Construtora é apontada como pivô da Operação Navalha, que descobriu um esquema de fraudes em obras

19 Outubro 2007 | 16h55

Um relatório da Controladoria-Geral da União (CGU) sobre auditoria em contrato de obra tocada pela Construtora Gautama, um projeto de irrigação na Bacia do Rio Preto, no Distrito Federal, aponta irregularidades e recomenda a restituição ao governo federal, pelo governo do Distrito Federal (GDF), de R$ 1,570 milhão.   Veja Também:  Piauí retoma obras da Gautama no Luz para Todos  Gautama é declarada inidônea para operar em Alagoas   A construtora, investigada por conta da Operação Navalha, da Polícia Federal, tem envolvimento em fraudes para desvio de recursos públicos por meio de licitações.
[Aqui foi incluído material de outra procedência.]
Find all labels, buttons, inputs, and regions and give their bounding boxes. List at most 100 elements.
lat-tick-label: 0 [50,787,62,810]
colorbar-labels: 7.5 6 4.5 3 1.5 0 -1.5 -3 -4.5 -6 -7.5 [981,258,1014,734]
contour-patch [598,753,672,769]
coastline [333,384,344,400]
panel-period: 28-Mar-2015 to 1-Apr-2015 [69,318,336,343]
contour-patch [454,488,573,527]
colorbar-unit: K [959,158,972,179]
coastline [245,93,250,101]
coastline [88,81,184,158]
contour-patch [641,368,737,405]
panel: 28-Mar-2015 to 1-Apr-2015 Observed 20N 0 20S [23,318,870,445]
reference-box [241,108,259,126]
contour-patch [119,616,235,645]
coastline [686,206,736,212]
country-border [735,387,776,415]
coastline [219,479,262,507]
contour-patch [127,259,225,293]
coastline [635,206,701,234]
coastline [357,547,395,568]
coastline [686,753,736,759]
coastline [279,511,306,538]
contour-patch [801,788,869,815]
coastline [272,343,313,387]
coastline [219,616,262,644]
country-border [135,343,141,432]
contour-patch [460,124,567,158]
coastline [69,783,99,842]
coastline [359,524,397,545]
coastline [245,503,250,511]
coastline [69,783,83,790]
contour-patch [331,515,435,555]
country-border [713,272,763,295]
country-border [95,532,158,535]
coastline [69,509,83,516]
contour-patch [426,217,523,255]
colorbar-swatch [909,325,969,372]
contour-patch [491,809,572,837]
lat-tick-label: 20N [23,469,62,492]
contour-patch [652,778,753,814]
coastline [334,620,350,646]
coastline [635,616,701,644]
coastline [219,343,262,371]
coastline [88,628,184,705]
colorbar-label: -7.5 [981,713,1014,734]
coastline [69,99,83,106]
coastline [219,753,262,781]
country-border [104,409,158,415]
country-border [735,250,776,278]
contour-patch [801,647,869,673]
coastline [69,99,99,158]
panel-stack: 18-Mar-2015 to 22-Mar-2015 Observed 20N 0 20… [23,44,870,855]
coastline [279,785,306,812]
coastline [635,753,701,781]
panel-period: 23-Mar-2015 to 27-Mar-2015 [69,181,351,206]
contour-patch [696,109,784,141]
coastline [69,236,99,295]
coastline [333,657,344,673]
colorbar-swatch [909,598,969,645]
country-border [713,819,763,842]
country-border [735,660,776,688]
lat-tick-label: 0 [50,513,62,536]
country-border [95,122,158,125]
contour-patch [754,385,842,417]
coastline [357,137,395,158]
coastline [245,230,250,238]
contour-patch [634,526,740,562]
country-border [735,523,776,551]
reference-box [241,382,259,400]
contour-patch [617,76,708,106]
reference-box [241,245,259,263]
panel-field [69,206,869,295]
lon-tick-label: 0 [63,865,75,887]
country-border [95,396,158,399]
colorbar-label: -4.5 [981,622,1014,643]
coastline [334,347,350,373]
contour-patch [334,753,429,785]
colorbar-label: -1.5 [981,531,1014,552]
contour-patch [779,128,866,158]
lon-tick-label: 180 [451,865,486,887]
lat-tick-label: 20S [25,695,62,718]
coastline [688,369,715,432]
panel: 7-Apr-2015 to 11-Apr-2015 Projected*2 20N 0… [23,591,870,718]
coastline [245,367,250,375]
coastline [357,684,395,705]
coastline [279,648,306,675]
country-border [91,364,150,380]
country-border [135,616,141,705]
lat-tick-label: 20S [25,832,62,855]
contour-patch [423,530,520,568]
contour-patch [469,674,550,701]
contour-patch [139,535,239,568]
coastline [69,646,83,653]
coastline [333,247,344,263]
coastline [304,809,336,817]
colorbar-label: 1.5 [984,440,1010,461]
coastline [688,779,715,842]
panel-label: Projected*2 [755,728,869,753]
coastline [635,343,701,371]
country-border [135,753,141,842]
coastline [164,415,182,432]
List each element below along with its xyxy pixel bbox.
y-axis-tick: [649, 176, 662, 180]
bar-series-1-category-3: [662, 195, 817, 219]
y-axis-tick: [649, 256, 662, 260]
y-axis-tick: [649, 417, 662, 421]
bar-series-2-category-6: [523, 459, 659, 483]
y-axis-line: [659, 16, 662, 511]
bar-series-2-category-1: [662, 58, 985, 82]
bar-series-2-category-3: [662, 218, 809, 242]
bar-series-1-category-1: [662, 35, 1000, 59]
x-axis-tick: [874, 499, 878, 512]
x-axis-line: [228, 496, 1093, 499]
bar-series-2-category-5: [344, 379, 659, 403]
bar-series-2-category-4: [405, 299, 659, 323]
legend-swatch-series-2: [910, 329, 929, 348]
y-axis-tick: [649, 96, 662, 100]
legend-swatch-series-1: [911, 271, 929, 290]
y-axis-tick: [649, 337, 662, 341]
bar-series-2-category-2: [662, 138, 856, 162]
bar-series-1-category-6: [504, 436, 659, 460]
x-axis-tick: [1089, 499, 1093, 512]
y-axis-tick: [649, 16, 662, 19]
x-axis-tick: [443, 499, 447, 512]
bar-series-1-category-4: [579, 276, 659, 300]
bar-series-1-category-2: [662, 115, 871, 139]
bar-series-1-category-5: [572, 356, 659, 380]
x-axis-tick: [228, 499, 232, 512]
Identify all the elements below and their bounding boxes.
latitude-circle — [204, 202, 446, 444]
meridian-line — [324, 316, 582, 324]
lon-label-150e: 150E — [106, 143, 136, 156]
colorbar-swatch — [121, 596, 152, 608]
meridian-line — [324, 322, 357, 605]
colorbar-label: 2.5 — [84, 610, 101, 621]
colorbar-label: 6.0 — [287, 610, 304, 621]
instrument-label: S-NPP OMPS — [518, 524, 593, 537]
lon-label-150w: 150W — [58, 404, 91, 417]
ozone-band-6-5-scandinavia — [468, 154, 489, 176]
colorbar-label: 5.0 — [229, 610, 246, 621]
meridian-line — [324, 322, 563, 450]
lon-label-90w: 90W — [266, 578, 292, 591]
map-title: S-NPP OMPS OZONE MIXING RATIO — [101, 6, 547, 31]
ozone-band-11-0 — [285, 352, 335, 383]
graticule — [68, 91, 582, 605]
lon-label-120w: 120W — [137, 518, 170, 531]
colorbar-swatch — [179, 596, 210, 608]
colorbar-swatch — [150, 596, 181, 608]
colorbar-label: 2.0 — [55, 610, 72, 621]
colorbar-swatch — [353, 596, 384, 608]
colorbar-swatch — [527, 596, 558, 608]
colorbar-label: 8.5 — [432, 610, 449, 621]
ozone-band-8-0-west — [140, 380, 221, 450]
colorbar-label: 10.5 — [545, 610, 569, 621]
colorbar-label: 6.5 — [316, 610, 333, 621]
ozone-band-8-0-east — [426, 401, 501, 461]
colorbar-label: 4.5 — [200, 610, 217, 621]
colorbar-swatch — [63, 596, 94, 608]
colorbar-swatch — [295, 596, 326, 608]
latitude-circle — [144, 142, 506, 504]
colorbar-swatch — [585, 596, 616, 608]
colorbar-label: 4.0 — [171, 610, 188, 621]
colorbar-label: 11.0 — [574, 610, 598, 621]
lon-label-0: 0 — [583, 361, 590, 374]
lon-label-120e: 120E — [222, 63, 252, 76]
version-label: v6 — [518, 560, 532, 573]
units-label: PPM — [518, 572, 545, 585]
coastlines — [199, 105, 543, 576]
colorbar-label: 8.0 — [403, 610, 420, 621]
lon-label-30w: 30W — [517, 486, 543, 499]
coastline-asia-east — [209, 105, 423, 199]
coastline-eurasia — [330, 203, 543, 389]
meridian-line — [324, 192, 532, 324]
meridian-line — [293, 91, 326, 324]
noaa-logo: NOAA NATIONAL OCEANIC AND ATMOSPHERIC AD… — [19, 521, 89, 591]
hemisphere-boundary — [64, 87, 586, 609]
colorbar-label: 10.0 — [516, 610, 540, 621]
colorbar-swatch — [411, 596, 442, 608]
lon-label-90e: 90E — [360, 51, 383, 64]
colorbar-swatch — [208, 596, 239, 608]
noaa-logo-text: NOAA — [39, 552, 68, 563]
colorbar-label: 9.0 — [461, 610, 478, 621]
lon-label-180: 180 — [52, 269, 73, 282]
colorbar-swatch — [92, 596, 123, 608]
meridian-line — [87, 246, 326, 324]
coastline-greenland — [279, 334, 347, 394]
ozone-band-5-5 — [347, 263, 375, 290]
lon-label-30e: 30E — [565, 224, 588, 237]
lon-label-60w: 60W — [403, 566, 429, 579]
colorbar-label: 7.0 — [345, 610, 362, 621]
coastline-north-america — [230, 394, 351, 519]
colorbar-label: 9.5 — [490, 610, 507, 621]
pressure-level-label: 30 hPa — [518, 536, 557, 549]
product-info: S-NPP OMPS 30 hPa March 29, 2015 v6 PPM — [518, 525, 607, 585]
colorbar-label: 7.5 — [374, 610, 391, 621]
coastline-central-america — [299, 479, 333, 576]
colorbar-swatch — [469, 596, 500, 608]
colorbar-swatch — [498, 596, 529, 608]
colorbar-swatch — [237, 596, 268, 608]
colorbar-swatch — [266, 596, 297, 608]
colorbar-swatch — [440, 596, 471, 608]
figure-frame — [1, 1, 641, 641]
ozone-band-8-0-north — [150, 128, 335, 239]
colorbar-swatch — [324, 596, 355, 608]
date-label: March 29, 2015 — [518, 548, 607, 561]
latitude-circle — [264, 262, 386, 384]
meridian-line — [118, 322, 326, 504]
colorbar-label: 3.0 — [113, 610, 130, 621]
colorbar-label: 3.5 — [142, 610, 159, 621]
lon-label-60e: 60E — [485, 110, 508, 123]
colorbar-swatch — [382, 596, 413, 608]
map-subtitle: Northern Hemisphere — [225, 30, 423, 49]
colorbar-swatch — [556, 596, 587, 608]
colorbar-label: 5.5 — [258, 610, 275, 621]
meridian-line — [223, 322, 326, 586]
Esse é o primeiro resultado da fiscalização em andamento nos contratos firmados entre a administração pública e a empresa, declarada inidônea pela CGU em 23 de julho.   A auditoria concluiu que o projeto para construção de 26 barragens pela Gautama, contrato firmado no ano 2000, no valor total de R$ 145 milhões, foi objeto da subcontratação total e irregular, com evidência de prejuízo ao erário. Os auditores constataram que a obra foi licitada antes do estudo de impacto ambiental, situação que expõe o recurso público ao risco de desperdício.   O relatório permite calcular o prejuízo causado ao governo federal pela subcontratação. Com recursos repassados pelo Ministério da Integração Nacional (MI) por meio de convênio, o governo do Distrito Federal pagou R$ 1,570 milhão à Gautama para a preparação do projeto executivo, levantamento topográfico, estudo de impacto ambiental e serviços de sondagem. O valor que a empreiteira cobrou do GDF é 96,5% maior do que o recebido pelas empresas subcontratadas: R$ 798.684,00.       Operação Navalha   No dia 17 de maio, a Operação Navalha, da Polícia Federal,  prendeu 47 pessoas suspeitas de fraudes e licitações em obras públicas. O empresário Zuleido Veras, dono da construtora Gautama,  é considerado o chefe da máfia das obras. Ele e seu filho, Rodolpho Veras, foram presos durante a operação.   Além deles, foram presos também políticos como o ex-governador do Maranhão, seu filho e dois sobrinhos do governador atual do Estado, Jackson Lago. O ex-ministro de Minas e Energia, Silas Rondeau, renunciou após ser acusado de receber propina de R$100 mil da construtora.